Parecer do Ministério Público ofertado às fls. 53/57 pugnando pela
extinção do presente feito sem julgamento do mérito ante a
impossibilidade jurídica do pedido de alteração tão somente do nome do
requerente, o que acarretaria flagrante descompasso entre o nome
(feminino) pretendido e o sexo (masculino) constante de seus
assentamentos civis.
Às fls. 59 foi proferida decisão intimando o autor a juntar aos autos
vários documentos, ocasião em que se determinou a realização de estudo
social do caso. Às fls. 85/89, foi juntado o estudo psicológico do
autor.
Em audiência de instrução e julgamento, foi prestado depoimento pessoal
do autor (fls. 93/94).
Memorial juntado às fls. 95/103.
Em síntese, é o relatório.
Depreende-se dos autos que o requerente sempre se deparou com problemas
de identidade sexual, eis que, apesar de registrado como pessoa do sexo
masculino, já na adolescência, passou a se comportar como se mulher
fosse, vindo a fazer uso de hormônios femininos e submetendo-se
recentemente a uma cirurgia de adaptação da área genital masculina para
a genital feminina, mediante a colocação em seu corpo de uma espécie de
vagina artificial.
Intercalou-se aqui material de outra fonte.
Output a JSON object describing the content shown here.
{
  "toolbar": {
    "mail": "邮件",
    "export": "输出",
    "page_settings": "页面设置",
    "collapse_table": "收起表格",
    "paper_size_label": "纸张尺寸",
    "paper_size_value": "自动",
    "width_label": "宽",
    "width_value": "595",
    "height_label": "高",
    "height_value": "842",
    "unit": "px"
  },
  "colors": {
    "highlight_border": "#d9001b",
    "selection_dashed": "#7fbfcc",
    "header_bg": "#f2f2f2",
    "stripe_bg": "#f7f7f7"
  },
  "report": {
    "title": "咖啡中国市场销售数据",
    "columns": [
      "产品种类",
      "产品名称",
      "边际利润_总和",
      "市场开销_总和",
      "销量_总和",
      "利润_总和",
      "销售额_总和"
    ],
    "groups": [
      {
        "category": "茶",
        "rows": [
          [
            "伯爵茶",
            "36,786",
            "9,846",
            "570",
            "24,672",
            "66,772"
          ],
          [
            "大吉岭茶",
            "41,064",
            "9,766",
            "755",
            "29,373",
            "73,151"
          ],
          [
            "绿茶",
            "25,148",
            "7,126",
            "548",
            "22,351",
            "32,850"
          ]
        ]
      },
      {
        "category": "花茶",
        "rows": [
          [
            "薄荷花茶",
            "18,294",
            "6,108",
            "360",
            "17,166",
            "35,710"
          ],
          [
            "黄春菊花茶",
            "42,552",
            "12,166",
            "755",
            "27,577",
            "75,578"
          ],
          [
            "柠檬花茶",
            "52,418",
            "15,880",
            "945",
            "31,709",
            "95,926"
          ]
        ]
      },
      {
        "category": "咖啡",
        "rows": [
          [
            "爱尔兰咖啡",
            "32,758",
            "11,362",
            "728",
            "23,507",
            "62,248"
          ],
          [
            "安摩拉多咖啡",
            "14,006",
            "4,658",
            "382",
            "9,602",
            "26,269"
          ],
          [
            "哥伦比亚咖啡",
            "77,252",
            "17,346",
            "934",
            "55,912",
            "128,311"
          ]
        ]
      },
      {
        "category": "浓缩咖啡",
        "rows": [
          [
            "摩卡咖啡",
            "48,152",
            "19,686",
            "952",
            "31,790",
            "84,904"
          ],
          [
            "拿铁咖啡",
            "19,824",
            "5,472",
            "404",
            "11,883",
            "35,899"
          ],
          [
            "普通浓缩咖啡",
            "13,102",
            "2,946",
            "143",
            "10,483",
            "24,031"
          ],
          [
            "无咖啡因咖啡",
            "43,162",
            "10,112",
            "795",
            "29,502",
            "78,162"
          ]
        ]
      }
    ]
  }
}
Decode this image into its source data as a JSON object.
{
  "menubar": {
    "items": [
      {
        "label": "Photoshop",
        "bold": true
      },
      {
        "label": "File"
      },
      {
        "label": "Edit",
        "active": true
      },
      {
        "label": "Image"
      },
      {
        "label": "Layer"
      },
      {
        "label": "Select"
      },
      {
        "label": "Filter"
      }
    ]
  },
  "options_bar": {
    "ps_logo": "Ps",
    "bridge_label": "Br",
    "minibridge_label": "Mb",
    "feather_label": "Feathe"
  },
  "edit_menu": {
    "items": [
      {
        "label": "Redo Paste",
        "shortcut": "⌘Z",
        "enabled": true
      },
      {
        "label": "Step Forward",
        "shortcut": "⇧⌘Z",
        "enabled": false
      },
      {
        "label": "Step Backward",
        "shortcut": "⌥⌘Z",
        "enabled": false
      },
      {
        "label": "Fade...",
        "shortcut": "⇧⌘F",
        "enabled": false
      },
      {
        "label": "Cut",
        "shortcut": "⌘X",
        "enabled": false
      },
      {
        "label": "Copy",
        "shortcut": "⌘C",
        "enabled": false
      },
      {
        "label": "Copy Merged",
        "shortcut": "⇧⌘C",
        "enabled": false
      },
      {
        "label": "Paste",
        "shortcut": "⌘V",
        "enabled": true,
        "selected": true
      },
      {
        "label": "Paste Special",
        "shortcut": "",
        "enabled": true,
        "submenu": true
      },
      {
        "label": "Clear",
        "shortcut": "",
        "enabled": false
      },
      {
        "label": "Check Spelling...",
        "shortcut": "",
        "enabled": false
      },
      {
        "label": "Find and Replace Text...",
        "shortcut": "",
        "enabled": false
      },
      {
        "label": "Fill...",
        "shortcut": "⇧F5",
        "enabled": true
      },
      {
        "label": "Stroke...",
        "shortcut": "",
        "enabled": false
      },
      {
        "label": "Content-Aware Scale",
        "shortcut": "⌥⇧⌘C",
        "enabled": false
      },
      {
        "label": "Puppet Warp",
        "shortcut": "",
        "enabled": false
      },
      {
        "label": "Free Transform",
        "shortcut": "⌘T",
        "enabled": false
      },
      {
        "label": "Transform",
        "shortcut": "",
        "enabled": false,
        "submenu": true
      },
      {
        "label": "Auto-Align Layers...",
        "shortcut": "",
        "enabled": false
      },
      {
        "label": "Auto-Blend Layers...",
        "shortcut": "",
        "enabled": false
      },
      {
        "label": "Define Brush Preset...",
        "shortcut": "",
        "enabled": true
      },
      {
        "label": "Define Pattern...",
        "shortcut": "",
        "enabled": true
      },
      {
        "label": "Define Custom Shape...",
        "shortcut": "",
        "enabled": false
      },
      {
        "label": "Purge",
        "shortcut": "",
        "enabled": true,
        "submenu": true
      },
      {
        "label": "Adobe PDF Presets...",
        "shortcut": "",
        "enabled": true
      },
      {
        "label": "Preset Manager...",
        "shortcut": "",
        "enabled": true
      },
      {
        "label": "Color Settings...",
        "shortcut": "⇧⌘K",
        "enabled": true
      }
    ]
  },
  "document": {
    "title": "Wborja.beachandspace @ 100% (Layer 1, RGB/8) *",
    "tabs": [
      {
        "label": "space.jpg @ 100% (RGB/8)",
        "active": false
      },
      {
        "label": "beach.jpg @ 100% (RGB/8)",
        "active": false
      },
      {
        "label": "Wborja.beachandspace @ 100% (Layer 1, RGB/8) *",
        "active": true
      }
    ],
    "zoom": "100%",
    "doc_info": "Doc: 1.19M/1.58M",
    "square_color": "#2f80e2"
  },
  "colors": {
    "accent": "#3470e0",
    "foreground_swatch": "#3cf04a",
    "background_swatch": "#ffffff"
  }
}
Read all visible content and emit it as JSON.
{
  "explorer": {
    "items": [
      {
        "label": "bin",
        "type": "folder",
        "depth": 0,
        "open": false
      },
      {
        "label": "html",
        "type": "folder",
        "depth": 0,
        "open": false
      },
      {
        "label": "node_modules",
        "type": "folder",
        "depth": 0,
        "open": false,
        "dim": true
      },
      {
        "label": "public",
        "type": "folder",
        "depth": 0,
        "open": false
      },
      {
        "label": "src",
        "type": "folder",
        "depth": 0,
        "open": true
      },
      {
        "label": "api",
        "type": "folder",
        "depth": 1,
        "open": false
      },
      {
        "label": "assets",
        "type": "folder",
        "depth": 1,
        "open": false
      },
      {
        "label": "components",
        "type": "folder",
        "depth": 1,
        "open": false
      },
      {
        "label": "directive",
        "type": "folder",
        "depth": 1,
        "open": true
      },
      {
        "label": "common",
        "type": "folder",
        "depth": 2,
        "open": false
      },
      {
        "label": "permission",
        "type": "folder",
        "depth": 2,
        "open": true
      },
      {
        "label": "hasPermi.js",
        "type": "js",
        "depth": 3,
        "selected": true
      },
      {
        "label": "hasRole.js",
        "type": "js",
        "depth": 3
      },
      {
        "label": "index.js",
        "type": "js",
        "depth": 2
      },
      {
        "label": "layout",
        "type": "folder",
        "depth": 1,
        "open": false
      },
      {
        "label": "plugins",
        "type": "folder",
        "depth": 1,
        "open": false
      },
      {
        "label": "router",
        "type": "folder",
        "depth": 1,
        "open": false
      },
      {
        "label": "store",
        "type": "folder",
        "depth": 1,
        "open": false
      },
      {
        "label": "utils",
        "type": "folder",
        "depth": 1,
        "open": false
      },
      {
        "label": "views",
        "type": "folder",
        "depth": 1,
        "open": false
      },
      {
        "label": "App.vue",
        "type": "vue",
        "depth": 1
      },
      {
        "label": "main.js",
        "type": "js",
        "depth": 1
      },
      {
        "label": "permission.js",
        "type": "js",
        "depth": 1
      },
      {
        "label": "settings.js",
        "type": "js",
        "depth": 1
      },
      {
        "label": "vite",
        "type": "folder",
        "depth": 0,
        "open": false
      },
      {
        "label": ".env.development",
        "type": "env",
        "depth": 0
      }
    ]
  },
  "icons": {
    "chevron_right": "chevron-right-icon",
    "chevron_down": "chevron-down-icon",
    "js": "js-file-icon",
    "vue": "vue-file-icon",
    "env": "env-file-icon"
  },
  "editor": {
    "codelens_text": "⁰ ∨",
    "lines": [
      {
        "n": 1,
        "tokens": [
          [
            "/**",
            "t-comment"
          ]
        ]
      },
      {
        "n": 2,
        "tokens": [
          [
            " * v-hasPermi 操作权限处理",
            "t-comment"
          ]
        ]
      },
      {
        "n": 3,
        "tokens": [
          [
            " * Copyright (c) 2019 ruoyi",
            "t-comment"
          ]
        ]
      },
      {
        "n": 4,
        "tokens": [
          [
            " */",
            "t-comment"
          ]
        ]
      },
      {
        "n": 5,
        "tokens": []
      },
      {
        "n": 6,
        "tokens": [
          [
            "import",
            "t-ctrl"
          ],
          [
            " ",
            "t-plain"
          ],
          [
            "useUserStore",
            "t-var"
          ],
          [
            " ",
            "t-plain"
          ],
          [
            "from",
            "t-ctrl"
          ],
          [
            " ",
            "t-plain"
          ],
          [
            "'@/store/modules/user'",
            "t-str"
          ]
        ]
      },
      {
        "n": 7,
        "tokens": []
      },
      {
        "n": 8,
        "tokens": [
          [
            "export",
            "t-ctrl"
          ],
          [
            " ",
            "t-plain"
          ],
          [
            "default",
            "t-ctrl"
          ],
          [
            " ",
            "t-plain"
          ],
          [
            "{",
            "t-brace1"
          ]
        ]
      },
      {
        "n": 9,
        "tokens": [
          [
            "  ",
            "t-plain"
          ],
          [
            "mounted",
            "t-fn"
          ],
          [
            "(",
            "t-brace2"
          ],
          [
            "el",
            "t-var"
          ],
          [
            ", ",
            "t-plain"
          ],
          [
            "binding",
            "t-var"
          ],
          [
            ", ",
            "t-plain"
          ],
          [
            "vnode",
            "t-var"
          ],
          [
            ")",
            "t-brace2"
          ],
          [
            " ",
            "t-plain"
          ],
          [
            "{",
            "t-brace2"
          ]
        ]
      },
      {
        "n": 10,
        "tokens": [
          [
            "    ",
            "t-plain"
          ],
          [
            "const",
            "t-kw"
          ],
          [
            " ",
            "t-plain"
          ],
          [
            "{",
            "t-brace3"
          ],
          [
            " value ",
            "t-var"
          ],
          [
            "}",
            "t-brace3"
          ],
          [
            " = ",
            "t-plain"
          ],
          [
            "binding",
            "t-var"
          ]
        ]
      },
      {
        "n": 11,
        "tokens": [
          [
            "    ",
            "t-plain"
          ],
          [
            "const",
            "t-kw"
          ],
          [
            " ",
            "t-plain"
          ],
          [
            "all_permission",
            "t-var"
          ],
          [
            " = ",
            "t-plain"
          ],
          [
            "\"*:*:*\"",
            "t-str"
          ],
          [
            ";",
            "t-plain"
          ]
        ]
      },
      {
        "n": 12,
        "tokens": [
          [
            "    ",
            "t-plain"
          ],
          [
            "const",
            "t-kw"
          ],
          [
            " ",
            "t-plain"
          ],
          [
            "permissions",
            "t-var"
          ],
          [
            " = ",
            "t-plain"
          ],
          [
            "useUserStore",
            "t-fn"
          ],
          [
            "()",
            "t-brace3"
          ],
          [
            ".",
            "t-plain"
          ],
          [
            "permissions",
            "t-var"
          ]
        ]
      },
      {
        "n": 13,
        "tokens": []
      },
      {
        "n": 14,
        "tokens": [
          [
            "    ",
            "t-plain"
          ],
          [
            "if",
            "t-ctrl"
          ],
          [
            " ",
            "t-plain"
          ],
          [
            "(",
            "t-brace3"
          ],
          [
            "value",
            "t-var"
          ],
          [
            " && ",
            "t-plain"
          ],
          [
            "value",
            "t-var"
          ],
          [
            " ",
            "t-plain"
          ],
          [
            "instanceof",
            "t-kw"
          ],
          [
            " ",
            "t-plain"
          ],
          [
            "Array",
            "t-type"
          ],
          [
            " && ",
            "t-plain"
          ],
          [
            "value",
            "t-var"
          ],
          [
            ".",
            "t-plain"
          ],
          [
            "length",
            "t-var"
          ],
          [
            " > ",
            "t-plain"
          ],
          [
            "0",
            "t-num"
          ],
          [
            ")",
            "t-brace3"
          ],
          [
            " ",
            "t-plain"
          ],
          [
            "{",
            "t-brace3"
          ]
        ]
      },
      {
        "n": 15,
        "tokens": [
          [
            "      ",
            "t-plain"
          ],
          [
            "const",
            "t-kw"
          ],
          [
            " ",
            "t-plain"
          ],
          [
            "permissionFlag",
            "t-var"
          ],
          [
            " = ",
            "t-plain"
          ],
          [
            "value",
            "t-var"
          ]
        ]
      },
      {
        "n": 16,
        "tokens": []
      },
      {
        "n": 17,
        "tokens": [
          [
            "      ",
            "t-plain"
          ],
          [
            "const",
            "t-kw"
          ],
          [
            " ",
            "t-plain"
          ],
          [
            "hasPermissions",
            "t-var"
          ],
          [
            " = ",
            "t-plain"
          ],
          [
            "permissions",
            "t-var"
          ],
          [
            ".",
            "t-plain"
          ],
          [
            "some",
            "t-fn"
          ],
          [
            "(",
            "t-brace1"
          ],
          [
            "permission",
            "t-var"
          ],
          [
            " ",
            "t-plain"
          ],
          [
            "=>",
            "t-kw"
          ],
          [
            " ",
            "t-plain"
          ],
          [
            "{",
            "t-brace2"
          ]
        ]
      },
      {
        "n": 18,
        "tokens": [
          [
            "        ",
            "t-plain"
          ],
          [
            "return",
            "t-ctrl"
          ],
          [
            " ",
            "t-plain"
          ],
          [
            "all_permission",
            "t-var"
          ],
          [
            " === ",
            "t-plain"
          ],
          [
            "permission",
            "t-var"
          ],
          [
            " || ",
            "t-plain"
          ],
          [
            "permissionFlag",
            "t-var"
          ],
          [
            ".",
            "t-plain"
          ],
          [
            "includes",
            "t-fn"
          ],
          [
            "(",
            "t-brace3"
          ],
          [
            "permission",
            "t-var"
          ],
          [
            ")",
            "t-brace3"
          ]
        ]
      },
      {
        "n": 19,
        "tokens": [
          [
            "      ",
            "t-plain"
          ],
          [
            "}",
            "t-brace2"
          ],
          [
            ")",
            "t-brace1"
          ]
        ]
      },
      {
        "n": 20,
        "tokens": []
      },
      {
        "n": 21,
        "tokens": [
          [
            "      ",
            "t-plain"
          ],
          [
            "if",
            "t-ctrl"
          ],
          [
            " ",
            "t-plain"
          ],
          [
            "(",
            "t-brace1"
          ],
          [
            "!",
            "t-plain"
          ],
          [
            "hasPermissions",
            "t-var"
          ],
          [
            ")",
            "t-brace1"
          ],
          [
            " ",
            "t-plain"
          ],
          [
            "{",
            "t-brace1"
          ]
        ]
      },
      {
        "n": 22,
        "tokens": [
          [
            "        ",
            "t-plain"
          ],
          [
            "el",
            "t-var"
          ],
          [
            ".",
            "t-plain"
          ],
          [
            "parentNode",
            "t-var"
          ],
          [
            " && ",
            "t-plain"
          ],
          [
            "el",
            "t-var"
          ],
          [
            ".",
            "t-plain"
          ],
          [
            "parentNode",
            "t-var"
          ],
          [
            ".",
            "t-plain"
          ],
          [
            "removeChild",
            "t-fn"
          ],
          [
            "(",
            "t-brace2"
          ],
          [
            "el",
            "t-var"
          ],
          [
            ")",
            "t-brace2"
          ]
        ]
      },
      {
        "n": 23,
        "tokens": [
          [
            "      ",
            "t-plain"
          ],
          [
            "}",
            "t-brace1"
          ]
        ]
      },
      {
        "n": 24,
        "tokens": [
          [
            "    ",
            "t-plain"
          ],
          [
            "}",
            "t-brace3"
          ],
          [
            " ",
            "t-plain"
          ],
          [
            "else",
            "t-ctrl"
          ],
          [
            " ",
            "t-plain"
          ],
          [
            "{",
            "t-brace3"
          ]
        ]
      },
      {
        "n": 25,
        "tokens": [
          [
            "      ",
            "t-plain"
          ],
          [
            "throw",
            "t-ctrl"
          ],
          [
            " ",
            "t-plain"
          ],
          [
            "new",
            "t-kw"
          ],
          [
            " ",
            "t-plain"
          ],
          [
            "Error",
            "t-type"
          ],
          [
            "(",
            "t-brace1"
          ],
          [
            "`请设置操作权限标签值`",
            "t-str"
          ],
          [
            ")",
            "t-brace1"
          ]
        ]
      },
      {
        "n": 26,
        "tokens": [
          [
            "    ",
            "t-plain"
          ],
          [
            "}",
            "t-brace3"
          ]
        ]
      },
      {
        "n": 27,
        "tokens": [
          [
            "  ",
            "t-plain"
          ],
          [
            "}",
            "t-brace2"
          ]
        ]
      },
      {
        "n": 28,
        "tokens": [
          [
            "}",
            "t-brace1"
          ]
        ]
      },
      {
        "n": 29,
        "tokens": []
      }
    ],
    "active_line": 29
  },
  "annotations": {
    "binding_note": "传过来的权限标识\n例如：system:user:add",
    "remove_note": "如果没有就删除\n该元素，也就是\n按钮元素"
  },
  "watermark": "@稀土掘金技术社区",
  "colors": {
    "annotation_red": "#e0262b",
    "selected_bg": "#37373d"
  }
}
Pretende agora a retificação de seu nome e sexo no
registro civil para que possa assumir de vez sua condição de mulher.
Deve-se destacar que, por envolver o pedido originário simples
retificação de nome, manifestei-me, num primeiro momento, contrário à
pretensão do autor pelos motivos já aduzidos no parecer interlocutório
lançado no caderno processual. Entretanto, com a emenda à inicial
promovida pelo requerente, passando o mesmo, agora, a pleitear também a
alteração de seu sexo nos assentamentos do Registro Civil, modifica-se a
questão e, por conseqüência nosso posicionamento.
É bem verdade que, mesmo abstraída a questão técnica acima aludida, o
desenrolar do processo e, em particular, a colheita do depoimento
pessoal do autor nos fez refletir melhor acerca da angústia e sofrimento
do requerente ao vir a Juízo buscando amenizar seu inconformismo com sua
situação bio-psicológica. E, sem dúvida alguma, amparado no predicado da
independência funcional indicativo da idéia de que o membro do
Ministério Público, no desempenho de suas atribuições, só está adstrito
à lei e a sua própria consciência jurídica, entendo agora que o
ordenamento jurídico não só pode como deve acolher a súplica ao
requerente.
Comungo, neste particular, com o pensamento do ilustre Desembargador
fluminense, Alyrio Cavallieri, externado em sua célebre frase: "atrás do
papel tem gente". Inegável que o pedido em apreço envolve tema dos mais
controvertidos no direito atual, tornando-se a questão em nosso
ordenamento jurídico ainda mais delicada ante a inexistência de norma
expressa aplicável à espécie. Todavia, é cediço que a eventual lacuna da
lei não exime os operadores do direito de buscarem solução para a
questão apresentada, ex vi do disposto no artigo 126 do Código de
Processo Civil pátrio, devendo, em hipóteses como esta, o magistrado
julgar baseando-se na analogia, nos costumes e nos princípios gerais de
direito. No caso em testilha, deve-se examinar primeiramente o pedido de
alteração do nome para, em seguida, enfrentarmos a questão concernente à
retificação do sexo no registro civil.
Desde logo, é imperioso destacar que, através do nome, a pessoa humana
precisa afirmar sua própria individualidade. O reconhecimento do
"direito ao nome" traduz a noção de que o nome não serve simplesmente
para designar um ser humano, mas essencialmente para proteger a esfera
privada e o interesse de identidade do indivíduo.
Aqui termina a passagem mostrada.